Perhaps most important, the 7th grade science teacher has pioneered the use of GDS for collaborative homework completion. The kids know that they can invite one another to collaborate on their work, and the 7th grade science teacher requires his students to invite him as a collaborator on each assignment, which he can and does check in the evenings. The teacher requires his students to do presentations on biology or astronomy, which they create in GDS. As a result, the students are no longer dependent on Microsoft software for their computing needs, which I view as a huge success, although relying on Google’s proprietary cloud services obviously poses its own problems.
I have taught the kids how to use the GIMP. In fact, I have found that the kids now routinely download OpenOffice.org and the GIMP and Audacity to do their work.
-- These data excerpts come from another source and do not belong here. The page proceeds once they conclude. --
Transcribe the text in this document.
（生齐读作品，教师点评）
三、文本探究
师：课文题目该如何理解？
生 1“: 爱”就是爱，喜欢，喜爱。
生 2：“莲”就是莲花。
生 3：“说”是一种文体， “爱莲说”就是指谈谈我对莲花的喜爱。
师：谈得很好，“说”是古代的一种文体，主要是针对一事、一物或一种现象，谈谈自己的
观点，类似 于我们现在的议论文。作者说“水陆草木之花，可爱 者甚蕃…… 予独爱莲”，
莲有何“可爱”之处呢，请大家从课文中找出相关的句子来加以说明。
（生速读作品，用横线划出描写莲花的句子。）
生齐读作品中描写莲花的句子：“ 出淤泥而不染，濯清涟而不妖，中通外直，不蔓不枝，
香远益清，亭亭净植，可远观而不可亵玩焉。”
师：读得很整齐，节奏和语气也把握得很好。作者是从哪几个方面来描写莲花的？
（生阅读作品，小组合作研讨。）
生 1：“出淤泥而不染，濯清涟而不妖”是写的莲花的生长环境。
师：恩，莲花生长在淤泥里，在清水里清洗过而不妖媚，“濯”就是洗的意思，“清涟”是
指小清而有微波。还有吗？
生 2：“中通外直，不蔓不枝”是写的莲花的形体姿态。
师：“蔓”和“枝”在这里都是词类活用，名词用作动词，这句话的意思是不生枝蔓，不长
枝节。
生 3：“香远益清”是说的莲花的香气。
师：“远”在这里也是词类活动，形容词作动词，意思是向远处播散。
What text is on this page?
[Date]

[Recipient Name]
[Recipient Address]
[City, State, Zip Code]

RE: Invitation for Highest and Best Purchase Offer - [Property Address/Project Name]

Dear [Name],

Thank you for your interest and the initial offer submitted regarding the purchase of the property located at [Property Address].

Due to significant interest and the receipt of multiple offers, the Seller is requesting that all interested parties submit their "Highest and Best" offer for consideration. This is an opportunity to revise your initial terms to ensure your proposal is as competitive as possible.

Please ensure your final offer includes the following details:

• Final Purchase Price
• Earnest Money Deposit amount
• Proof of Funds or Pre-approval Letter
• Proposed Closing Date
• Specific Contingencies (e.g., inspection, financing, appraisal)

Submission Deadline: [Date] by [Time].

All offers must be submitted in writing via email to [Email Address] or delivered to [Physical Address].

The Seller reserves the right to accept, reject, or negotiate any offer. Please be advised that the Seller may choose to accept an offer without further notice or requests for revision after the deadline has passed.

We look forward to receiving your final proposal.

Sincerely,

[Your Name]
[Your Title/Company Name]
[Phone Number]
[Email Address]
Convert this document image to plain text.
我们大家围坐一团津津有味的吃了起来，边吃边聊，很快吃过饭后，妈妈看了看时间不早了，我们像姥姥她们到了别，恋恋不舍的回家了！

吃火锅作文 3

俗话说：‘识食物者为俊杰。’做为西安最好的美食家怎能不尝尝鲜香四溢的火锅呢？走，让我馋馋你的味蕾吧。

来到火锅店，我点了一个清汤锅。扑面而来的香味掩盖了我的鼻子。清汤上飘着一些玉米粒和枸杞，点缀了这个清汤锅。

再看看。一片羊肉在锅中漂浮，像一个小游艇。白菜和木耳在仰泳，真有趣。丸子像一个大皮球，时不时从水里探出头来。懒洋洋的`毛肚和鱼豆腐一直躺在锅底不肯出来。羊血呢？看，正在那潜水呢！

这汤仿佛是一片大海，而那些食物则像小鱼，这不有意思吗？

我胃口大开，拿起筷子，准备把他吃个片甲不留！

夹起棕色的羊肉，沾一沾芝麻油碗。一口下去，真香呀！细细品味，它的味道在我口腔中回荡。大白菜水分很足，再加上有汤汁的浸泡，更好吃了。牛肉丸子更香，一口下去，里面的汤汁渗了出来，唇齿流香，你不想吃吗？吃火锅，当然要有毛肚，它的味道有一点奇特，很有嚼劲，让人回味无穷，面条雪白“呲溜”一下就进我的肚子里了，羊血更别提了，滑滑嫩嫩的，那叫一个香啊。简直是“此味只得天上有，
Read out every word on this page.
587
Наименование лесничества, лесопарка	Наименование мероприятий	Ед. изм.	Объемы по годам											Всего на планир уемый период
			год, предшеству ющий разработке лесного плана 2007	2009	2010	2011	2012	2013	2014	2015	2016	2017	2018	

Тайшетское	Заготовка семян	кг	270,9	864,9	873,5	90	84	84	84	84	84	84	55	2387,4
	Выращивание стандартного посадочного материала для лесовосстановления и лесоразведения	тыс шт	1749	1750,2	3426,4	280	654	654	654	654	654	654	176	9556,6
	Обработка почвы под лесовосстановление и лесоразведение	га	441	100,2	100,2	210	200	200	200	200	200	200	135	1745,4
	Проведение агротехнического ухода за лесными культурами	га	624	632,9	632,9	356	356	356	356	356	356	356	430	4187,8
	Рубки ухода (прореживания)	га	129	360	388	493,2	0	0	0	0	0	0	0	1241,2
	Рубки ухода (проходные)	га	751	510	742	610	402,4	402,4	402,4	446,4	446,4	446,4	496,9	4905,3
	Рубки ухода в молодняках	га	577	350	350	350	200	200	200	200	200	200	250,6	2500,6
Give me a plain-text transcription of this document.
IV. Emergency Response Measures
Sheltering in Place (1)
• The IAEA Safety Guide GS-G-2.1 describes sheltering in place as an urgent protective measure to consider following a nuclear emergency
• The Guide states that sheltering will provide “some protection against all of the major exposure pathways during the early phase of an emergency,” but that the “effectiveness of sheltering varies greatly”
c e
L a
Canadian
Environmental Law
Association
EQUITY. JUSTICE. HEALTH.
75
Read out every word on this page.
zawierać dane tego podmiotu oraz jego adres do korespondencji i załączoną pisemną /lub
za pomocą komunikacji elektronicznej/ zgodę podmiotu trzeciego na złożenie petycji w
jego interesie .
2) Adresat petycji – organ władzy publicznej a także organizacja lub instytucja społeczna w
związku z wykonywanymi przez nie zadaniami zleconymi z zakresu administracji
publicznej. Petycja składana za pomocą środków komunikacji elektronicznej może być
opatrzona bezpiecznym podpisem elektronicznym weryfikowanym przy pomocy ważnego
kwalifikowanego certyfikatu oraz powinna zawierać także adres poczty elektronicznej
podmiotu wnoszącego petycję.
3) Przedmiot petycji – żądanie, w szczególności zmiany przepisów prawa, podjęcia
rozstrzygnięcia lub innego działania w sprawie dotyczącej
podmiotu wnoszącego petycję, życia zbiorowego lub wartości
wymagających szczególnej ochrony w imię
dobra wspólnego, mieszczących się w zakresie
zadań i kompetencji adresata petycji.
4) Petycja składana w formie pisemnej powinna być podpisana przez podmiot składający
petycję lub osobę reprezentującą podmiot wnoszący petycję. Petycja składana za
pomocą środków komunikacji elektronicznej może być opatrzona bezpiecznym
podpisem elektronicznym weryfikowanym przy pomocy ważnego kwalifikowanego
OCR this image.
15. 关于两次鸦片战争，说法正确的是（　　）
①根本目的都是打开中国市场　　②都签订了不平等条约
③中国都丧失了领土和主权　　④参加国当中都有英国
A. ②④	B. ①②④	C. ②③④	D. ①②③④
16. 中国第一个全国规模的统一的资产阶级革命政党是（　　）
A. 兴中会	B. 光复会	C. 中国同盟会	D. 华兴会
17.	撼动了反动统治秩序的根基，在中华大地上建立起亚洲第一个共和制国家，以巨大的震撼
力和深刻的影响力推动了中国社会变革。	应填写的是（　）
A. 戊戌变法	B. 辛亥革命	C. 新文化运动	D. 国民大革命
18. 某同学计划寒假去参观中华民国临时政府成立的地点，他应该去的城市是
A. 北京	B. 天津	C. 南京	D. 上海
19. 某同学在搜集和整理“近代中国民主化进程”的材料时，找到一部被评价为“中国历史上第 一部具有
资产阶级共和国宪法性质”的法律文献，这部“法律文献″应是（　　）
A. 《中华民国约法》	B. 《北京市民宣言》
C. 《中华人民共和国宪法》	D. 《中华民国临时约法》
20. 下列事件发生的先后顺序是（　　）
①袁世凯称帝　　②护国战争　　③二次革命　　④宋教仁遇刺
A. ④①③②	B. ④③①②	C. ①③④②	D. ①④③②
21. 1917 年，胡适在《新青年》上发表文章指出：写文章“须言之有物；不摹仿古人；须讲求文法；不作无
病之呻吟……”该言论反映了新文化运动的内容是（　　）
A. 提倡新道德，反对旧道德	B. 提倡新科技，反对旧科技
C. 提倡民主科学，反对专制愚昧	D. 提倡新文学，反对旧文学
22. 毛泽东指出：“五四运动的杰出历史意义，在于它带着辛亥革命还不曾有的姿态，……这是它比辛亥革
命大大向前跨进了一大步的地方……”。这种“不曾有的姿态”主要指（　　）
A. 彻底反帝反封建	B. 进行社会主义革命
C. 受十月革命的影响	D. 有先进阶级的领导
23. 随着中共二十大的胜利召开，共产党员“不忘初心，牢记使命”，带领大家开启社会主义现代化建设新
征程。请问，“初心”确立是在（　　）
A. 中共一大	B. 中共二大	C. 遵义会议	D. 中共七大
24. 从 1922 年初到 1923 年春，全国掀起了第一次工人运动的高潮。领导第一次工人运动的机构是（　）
Free Open Source Software has irrevocably embedded itself into the life of this school. I was helping the 8th grade social studies teacher during class last week, and I was amused to see that one girl was working in her free time on her astronomy presentation for science. She used the GIMP to do an illustration. I had not trained this student on the GIMP. I asked her where she had learned to use the GIMP. She said that her brother had taught her how to do it. Her brother had never attended this school! There have been numerous other situations in which other students have talked about their use of OOo or the GIMP. It is simply a part of their lives. Microsoft has lost its exclusive grip on this school.
How many volunteers have been involved in the project?
There have been about 4 key volunteers including myself, but there have been a total of easily 70 people who have had their hands on the lab over the course of its life. I can’t exaggerate the importance of the contributions of these volunteers. We literally could not have done it without them.
In addition to those two, Cathy Malmrose and Earl Malmrose and their family have been integral vendors and volunteers in this lab. Their story with regard to this lab appeared on Slashdot.
Did the project have side effects or consequences that you weren’t expecting?
It was much more work than I expected!
How did you handle ongoing support and maintenance of the hardware/software?
Long hours and lots of support from Drew Hess, James Howard, Holden Aust, Earl Malmrose, Daniel Gimpelevich, Daniel Mizyrycki, Jim Stockford, Asheesh Laroia, and the great support of the SF-LUG.com mailing list. We have an excellent, competent, and passionate Free Software community in the San Francisco Bay Area.
What’s the one piece of advice you’d want to make sure others doing similar things hear?
Spend time communicating with the org you are supporting. This is perhaps the most important part of your job. Speak to them in plain English (or Spanish, Portuguese, German, French, etc). Don’t speak to your end users in tech talk.
Cultivate a community among sys admins in your community. You will need them for tips and logistical support! Community, community, community! Also, your community will give you a technical edge that will knock your socks off. The competence of our support team has been simply astounding.
Get the fastest machines you can. Ignore everything less than a Pentium 4 or its AMD equivalent. Ignore everything less than 512 MB of RAM.
Cultivate an advocate at the school or other institution who will pitch for you in meetings and let you know about problems.